Digital Planet reported on new technologies to allow users to watch videos at the same time and comment in real time via chat. This is similar to ideas already being developed with BluRay players having NIC connections (missing source). It seems once more individualized pursuits are quickly becoming social on the web.

Authoring and reading present further examples. South Africa recently has challenged authors to write novels one chapater at a time and distribute them via cell phones (Digital P.). Eventually this movement’s founder hopes this will spark community as many users read and author content.

Bob Stein (Sophie) sees a similar future in reading whereby readers would comment and share marginalia (not necessarily in real time) with each other.

However, it seems a major bar to this type of collaboration is the current state of intellectual property law. It suggested that with social video platforms could enable a class to watch and comment on video simultaneously. The same could happen with course texts and Sophie. However, currently I think IP law presents a bar to such work.

Bill Burger talks about the need for publishing to change and presents new authoring paradigms such as wikipedia, wikitravel, and encyclopedia life. WikiTravel actually allows users to order print versions of its site for specific destinations. One could imagine a future in which a travel itinerary is submitted and a custom book is printed and bound on demand.
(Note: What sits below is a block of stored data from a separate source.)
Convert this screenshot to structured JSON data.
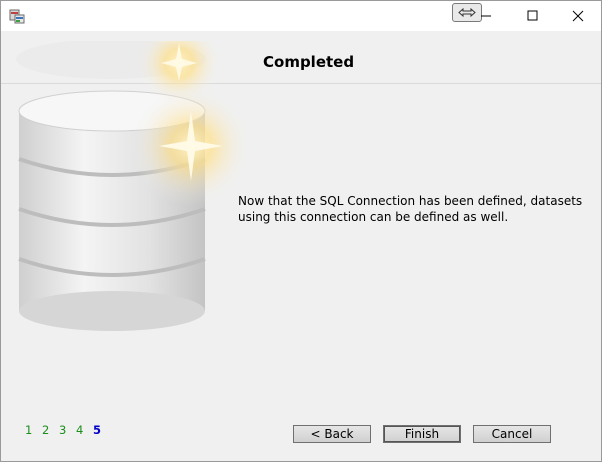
{
  "window": {
    "icon": "database-wizard-icon",
    "controls": [
      "resize-icon",
      "minimize-icon",
      "maximize-icon",
      "close-icon"
    ]
  },
  "header": {
    "title": "Completed"
  },
  "body": {
    "message": "Now that the SQL Connection has been defined, datasets using this connection can be defined as well."
  },
  "steps": {
    "items": [
      "1",
      "2",
      "3",
      "4",
      "5"
    ],
    "current": "5"
  },
  "buttons": {
    "back": "< Back",
    "finish": "Finish",
    "cancel": "Cancel"
  },
  "colors": {
    "step_done": "#1b8e1b",
    "step_current": "#0000c8"
  }
}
Burger, however, envisions a future in which licensing agreements are ubiquitious but content appears “free” to users. Users, he says, will be local to tools and not content. I respectfully disagree. I think the movement is to content not bound to specific tools. AmazonMP3’s and iTunes recent changes in licensing and removal of DRM technology underscores this theory. Users want protability and not to be bound to specific tools. Finally, I predict that users will be willing to pay for this portability. Users will seek not to buy new tools, but to leverage existing devices (computers, cell phones, etc.).

*Digg web annotation feature allows a similar sharing of marginalia as users read online content.